I have the parametric parabola: $$ y=f(x)=C(x-4)(x-5)+D $$ where $D$ is fixed.
I want to find for which value of $C$ the distance from the parabola to the point $(4,0)$ is exactly $\frac{1}{3}$ and the point $(4,0)$ lies at the left of the curve.
The staightforward way is to set up this equation: $$ \sqrt{(x-4)^2+(f(x))^2}=\frac{1}{3} $$ that by squaring becomes: $$ (C^2(x-5)^2+1)(x-4)^2+2CD(x-5)(x-4)+D^2-\frac{1}{9}=0 $$ and find the solutions with $x>4$. The value for $C$ that makes them coincide is the solution of our problem.
Is there another way I can use to solve this problem that does not use the full formula for quartic polynomials? I know that the parabola I am looking for has the same distance also from the point $(5,0)$ (we have a simmetry on the axis $x=\frac{9}{2}$), can I use that information to find a second order solving equation?
We are not necessarily looking for an explicit solution to the quartic equation in $x,$ as long as we find a nice relationship between $C$ and $D$ expressing the fact that the quartic equation has at least a double root.
That relationship is the condition that the discriminant of the quartic equation has to be zero. It can be obtained by eliminating $x$ from the system of two equations: (1) the quartic; and (2) its derivative.
The discriminant of a general quartic is a rather horrible homogeneous 6-th degree polynomial in the coefficients, with 16 terms.

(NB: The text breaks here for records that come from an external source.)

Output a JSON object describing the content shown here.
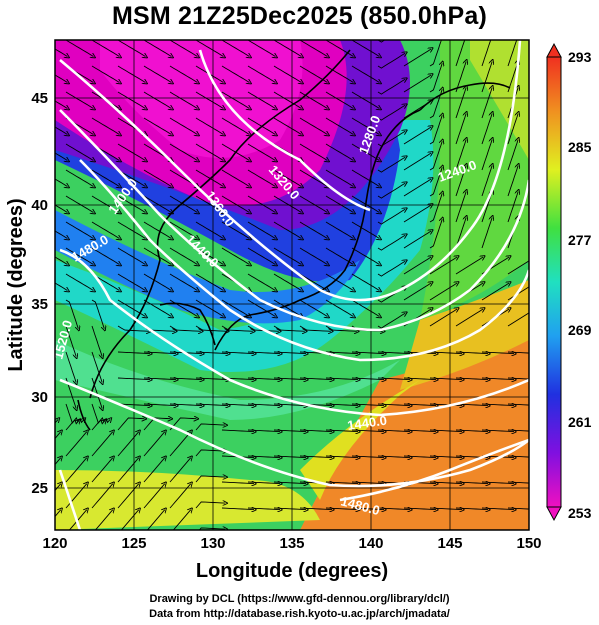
{
  "title": "MSM 21Z25Dec2025 (850.0hPa)",
  "axes": {
    "xlabel": "Longitude (degrees)",
    "ylabel": "Latitude  (degrees)",
    "xticks": [
      "120",
      "125",
      "130",
      "135",
      "140",
      "145",
      "150"
    ],
    "yticks": [
      "25",
      "30",
      "35",
      "40",
      "45"
    ],
    "xlim": [
      120,
      150
    ],
    "ylim": [
      22.4,
      47.6
    ]
  },
  "colorbar": {
    "labels": [
      "293",
      "285",
      "277",
      "269",
      "261",
      "253"
    ],
    "range": [
      253,
      293
    ],
    "units_hint": "temperature (K)"
  },
  "contour_labels": [
    "1320.0",
    "1280.0",
    "1360.0",
    "1240.0",
    "1400.0",
    "1440.0",
    "1480.0",
    "1520.0",
    "1440.0",
    "1480.0"
  ],
  "credits": {
    "line1": "Drawing by DCL (https://www.gfd-dennou.org/library/dcl/)",
    "line2": "Data from http://database.rish.kyoto-u.ac.jp/arch/jmadata/"
  },
  "colors": {
    "magenta": "#e000c0",
    "purple": "#7010d0",
    "blue": "#2040e0",
    "cyan": "#20d8d8",
    "green": "#40d040",
    "yellow": "#f0f020",
    "orange": "#f07820",
    "red": "#e83018"
  }
}
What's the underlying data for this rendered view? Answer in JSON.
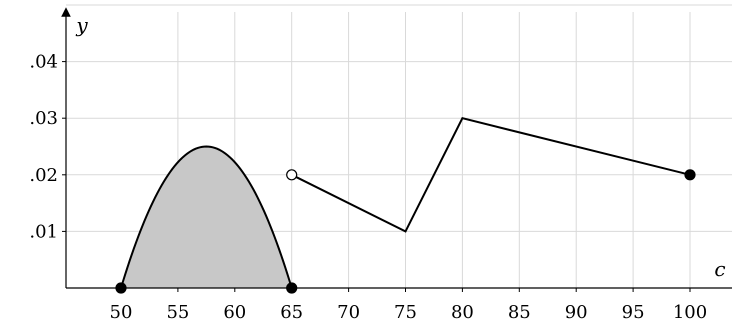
{
  "chart_data": {
    "type": "line",
    "title": "",
    "xlabel": "c",
    "ylabel": "y",
    "xlim": [
      45,
      105
    ],
    "ylim": [
      0,
      0.05
    ],
    "grid": true,
    "x_ticks": [
      50,
      55,
      60,
      65,
      70,
      75,
      80,
      85,
      90,
      95,
      100
    ],
    "x_tick_labels": [
      "50",
      "55",
      "60",
      "65",
      "70",
      "75",
      "80",
      "85",
      "90",
      "95",
      "100"
    ],
    "y_ticks": [
      0.01,
      0.02,
      0.03,
      0.04
    ],
    "y_tick_labels": [
      ".01",
      ".02",
      ".03",
      ".04"
    ],
    "colors": {
      "grid": "#d9d9d9",
      "line": "#000000",
      "shade": "#c8c8c8"
    },
    "series": [
      {
        "kind": "filled-curve",
        "description": "parabolic density curve from c=50 to c=65, shaded underneath",
        "points": [
          {
            "x": 50,
            "y": 0
          },
          {
            "x": 57.5,
            "y": 0.025
          },
          {
            "x": 65,
            "y": 0
          }
        ]
      },
      {
        "kind": "polyline",
        "points": [
          {
            "x": 65,
            "y": 0.02
          },
          {
            "x": 75,
            "y": 0.01
          },
          {
            "x": 80,
            "y": 0.03
          },
          {
            "x": 100,
            "y": 0.02
          }
        ]
      }
    ],
    "markers": [
      {
        "x": 50,
        "y": 0,
        "style": "filled"
      },
      {
        "x": 65,
        "y": 0,
        "style": "filled"
      },
      {
        "x": 65,
        "y": 0.02,
        "style": "open"
      },
      {
        "x": 100,
        "y": 0.02,
        "style": "filled"
      }
    ]
  }
}
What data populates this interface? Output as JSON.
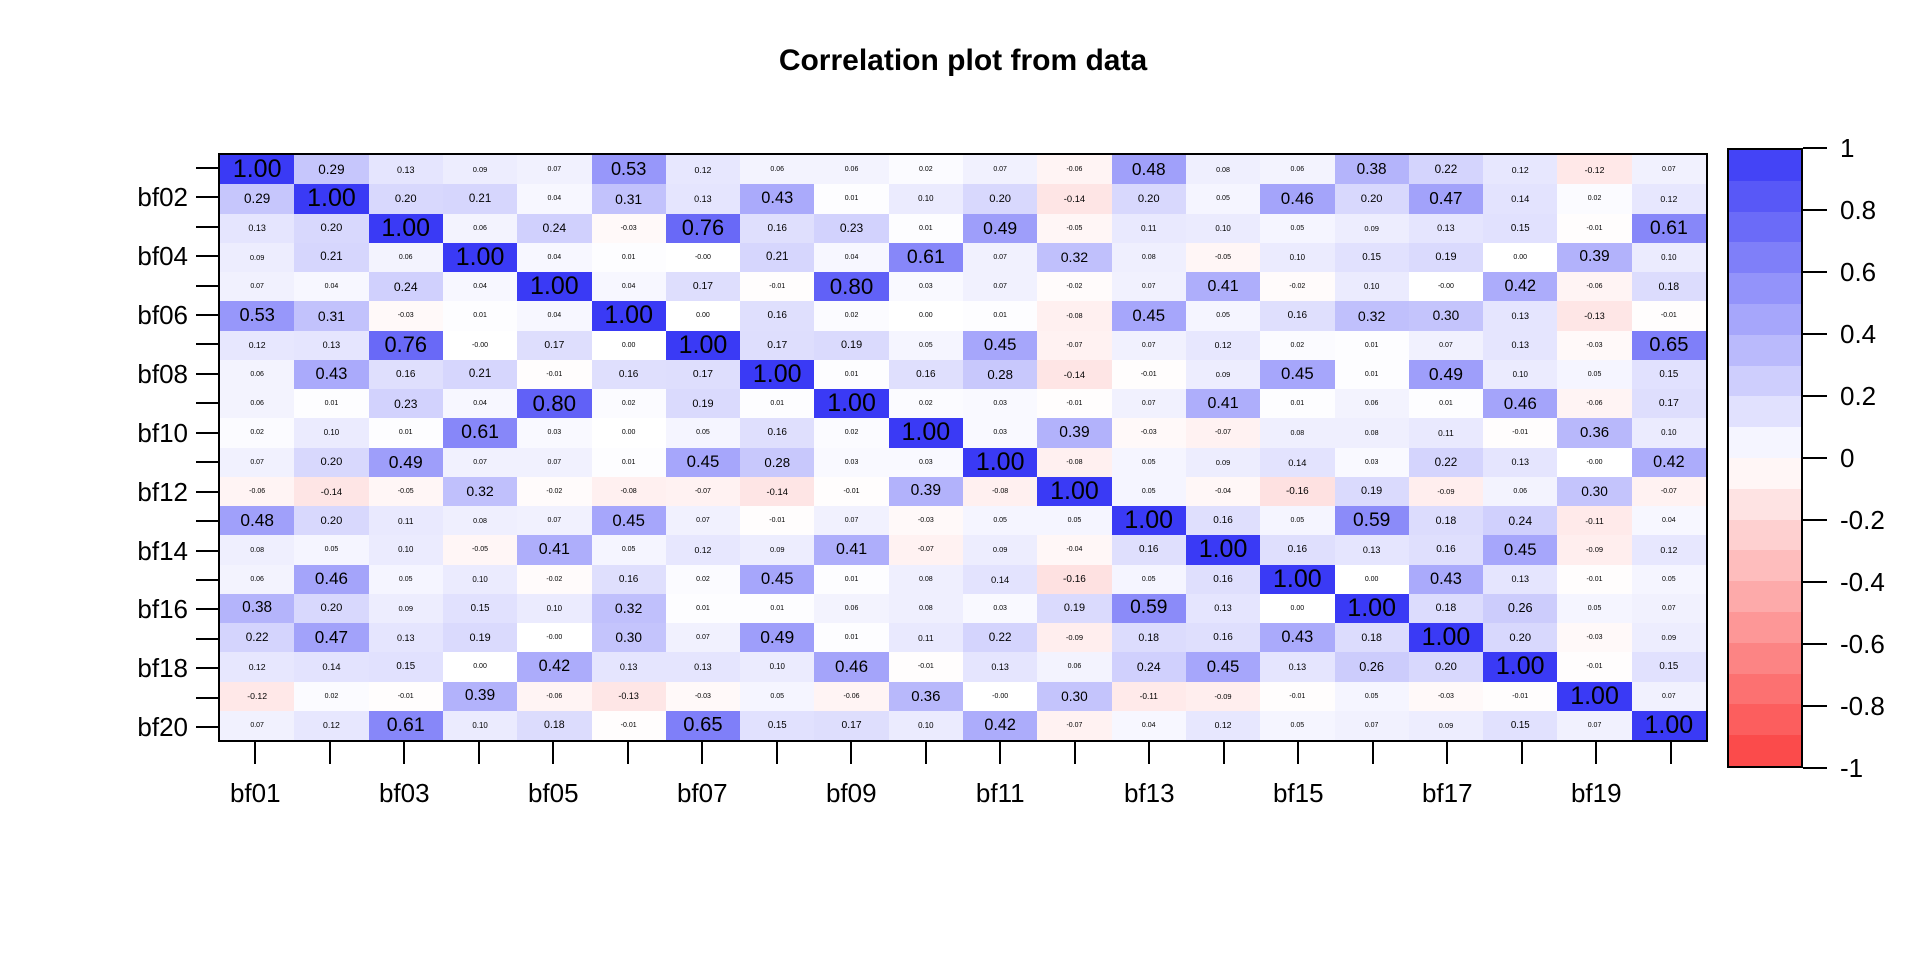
{
  "title": "Correlation plot from data",
  "chart_data": {
    "type": "heatmap",
    "title": "Correlation plot from data",
    "variables": [
      "bf01",
      "bf02",
      "bf03",
      "bf04",
      "bf05",
      "bf06",
      "bf07",
      "bf08",
      "bf09",
      "bf10",
      "bf11",
      "bf12",
      "bf13",
      "bf14",
      "bf15",
      "bf16",
      "bf17",
      "bf18",
      "bf19",
      "bf20"
    ],
    "x_axis_shown_labels": [
      "bf01",
      "bf03",
      "bf05",
      "bf07",
      "bf09",
      "bf11",
      "bf13",
      "bf15",
      "bf17",
      "bf19"
    ],
    "y_axis_shown_labels": [
      "bf02",
      "bf04",
      "bf06",
      "bf08",
      "bf10",
      "bf12",
      "bf14",
      "bf16",
      "bf18",
      "bf20"
    ],
    "matrix": [
      [
        "1.00",
        "0.29",
        "0.13",
        "0.09",
        "0.07",
        "0.53",
        "0.12",
        "0.06",
        "0.06",
        "0.02",
        "0.07",
        "-0.06",
        "0.48",
        "0.08",
        "0.06",
        "0.38",
        "0.22",
        "0.12",
        "-0.12",
        "0.07"
      ],
      [
        "0.29",
        "1.00",
        "0.20",
        "0.21",
        "0.04",
        "0.31",
        "0.13",
        "0.43",
        "0.01",
        "0.10",
        "0.20",
        "-0.14",
        "0.20",
        "0.05",
        "0.46",
        "0.20",
        "0.47",
        "0.14",
        "0.02",
        "0.12"
      ],
      [
        "0.13",
        "0.20",
        "1.00",
        "0.06",
        "0.24",
        "-0.03",
        "0.76",
        "0.16",
        "0.23",
        "0.01",
        "0.49",
        "-0.05",
        "0.11",
        "0.10",
        "0.05",
        "0.09",
        "0.13",
        "0.15",
        "-0.01",
        "0.61"
      ],
      [
        "0.09",
        "0.21",
        "0.06",
        "1.00",
        "0.04",
        "0.01",
        "-0.00",
        "0.21",
        "0.04",
        "0.61",
        "0.07",
        "0.32",
        "0.08",
        "-0.05",
        "0.10",
        "0.15",
        "0.19",
        "0.00",
        "0.39",
        "0.10"
      ],
      [
        "0.07",
        "0.04",
        "0.24",
        "0.04",
        "1.00",
        "0.04",
        "0.17",
        "-0.01",
        "0.80",
        "0.03",
        "0.07",
        "-0.02",
        "0.07",
        "0.41",
        "-0.02",
        "0.10",
        "-0.00",
        "0.42",
        "-0.06",
        "0.18"
      ],
      [
        "0.53",
        "0.31",
        "-0.03",
        "0.01",
        "0.04",
        "1.00",
        "0.00",
        "0.16",
        "0.02",
        "0.00",
        "0.01",
        "-0.08",
        "0.45",
        "0.05",
        "0.16",
        "0.32",
        "0.30",
        "0.13",
        "-0.13",
        "-0.01"
      ],
      [
        "0.12",
        "0.13",
        "0.76",
        "-0.00",
        "0.17",
        "0.00",
        "1.00",
        "0.17",
        "0.19",
        "0.05",
        "0.45",
        "-0.07",
        "0.07",
        "0.12",
        "0.02",
        "0.01",
        "0.07",
        "0.13",
        "-0.03",
        "0.65"
      ],
      [
        "0.06",
        "0.43",
        "0.16",
        "0.21",
        "-0.01",
        "0.16",
        "0.17",
        "1.00",
        "0.01",
        "0.16",
        "0.28",
        "-0.14",
        "-0.01",
        "0.09",
        "0.45",
        "0.01",
        "0.49",
        "0.10",
        "0.05",
        "0.15"
      ],
      [
        "0.06",
        "0.01",
        "0.23",
        "0.04",
        "0.80",
        "0.02",
        "0.19",
        "0.01",
        "1.00",
        "0.02",
        "0.03",
        "-0.01",
        "0.07",
        "0.41",
        "0.01",
        "0.06",
        "0.01",
        "0.46",
        "-0.06",
        "0.17"
      ],
      [
        "0.02",
        "0.10",
        "0.01",
        "0.61",
        "0.03",
        "0.00",
        "0.05",
        "0.16",
        "0.02",
        "1.00",
        "0.03",
        "0.39",
        "-0.03",
        "-0.07",
        "0.08",
        "0.08",
        "0.11",
        "-0.01",
        "0.36",
        "0.10"
      ],
      [
        "0.07",
        "0.20",
        "0.49",
        "0.07",
        "0.07",
        "0.01",
        "0.45",
        "0.28",
        "0.03",
        "0.03",
        "1.00",
        "-0.08",
        "0.05",
        "0.09",
        "0.14",
        "0.03",
        "0.22",
        "0.13",
        "-0.00",
        "0.42"
      ],
      [
        "-0.06",
        "-0.14",
        "-0.05",
        "0.32",
        "-0.02",
        "-0.08",
        "-0.07",
        "-0.14",
        "-0.01",
        "0.39",
        "-0.08",
        "1.00",
        "0.05",
        "-0.04",
        "-0.16",
        "0.19",
        "-0.09",
        "0.06",
        "0.30",
        "-0.07"
      ],
      [
        "0.48",
        "0.20",
        "0.11",
        "0.08",
        "0.07",
        "0.45",
        "0.07",
        "-0.01",
        "0.07",
        "-0.03",
        "0.05",
        "0.05",
        "1.00",
        "0.16",
        "0.05",
        "0.59",
        "0.18",
        "0.24",
        "-0.11",
        "0.04"
      ],
      [
        "0.08",
        "0.05",
        "0.10",
        "-0.05",
        "0.41",
        "0.05",
        "0.12",
        "0.09",
        "0.41",
        "-0.07",
        "0.09",
        "-0.04",
        "0.16",
        "1.00",
        "0.16",
        "0.13",
        "0.16",
        "0.45",
        "-0.09",
        "0.12"
      ],
      [
        "0.06",
        "0.46",
        "0.05",
        "0.10",
        "-0.02",
        "0.16",
        "0.02",
        "0.45",
        "0.01",
        "0.08",
        "0.14",
        "-0.16",
        "0.05",
        "0.16",
        "1.00",
        "0.00",
        "0.43",
        "0.13",
        "-0.01",
        "0.05"
      ],
      [
        "0.38",
        "0.20",
        "0.09",
        "0.15",
        "0.10",
        "0.32",
        "0.01",
        "0.01",
        "0.06",
        "0.08",
        "0.03",
        "0.19",
        "0.59",
        "0.13",
        "0.00",
        "1.00",
        "0.18",
        "0.26",
        "0.05",
        "0.07"
      ],
      [
        "0.22",
        "0.47",
        "0.13",
        "0.19",
        "-0.00",
        "0.30",
        "0.07",
        "0.49",
        "0.01",
        "0.11",
        "0.22",
        "-0.09",
        "0.18",
        "0.16",
        "0.43",
        "0.18",
        "1.00",
        "0.20",
        "-0.03",
        "0.09"
      ],
      [
        "0.12",
        "0.14",
        "0.15",
        "0.00",
        "0.42",
        "0.13",
        "0.13",
        "0.10",
        "0.46",
        "-0.01",
        "0.13",
        "0.06",
        "0.24",
        "0.45",
        "0.13",
        "0.26",
        "0.20",
        "1.00",
        "-0.01",
        "0.15"
      ],
      [
        "-0.12",
        "0.02",
        "-0.01",
        "0.39",
        "-0.06",
        "-0.13",
        "-0.03",
        "0.05",
        "-0.06",
        "0.36",
        "-0.00",
        "0.30",
        "-0.11",
        "-0.09",
        "-0.01",
        "0.05",
        "-0.03",
        "-0.01",
        "1.00",
        "0.07"
      ],
      [
        "0.07",
        "0.12",
        "0.61",
        "0.10",
        "0.18",
        "-0.01",
        "0.65",
        "0.15",
        "0.17",
        "0.10",
        "0.42",
        "-0.07",
        "0.04",
        "0.12",
        "0.05",
        "0.07",
        "0.09",
        "0.15",
        "0.07",
        "1.00"
      ]
    ],
    "colorbar": {
      "position": "right",
      "ticks": [
        "1",
        "0.8",
        "0.6",
        "0.4",
        "0.2",
        "0",
        "-0.2",
        "-0.4",
        "-0.6",
        "-0.8",
        "-1"
      ],
      "range": [
        -1,
        1
      ],
      "bands": 20
    },
    "colors": {
      "positive_max": "#3A3AF5",
      "zero": "#FFFFFF",
      "negative_min": "#FB4242",
      "cell_text": "#000000",
      "axis": "#000000"
    },
    "grid": false,
    "xlabel": "",
    "ylabel": ""
  }
}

In our particular case of a quartic with vanishing third-degree term there are only 6 terms, and they are all multiples of the leading coefficient so we are effectively left (after excluding the 'easy' solutions having $C=0,$ i.e., $|D|=1/3$) with a homogeneous 5-th degree polynomial. See https://en.wikipedia.org/wiki/Discriminant#Formulas_for_low_degrees
The result is an explicit polynomial relationship between $C$ and $D.$ It is at most of the 10th degree in $C$ (I have not verified it by machine but according to a quick pen-and-paper calculation the 10th degree coefficient is nonzero).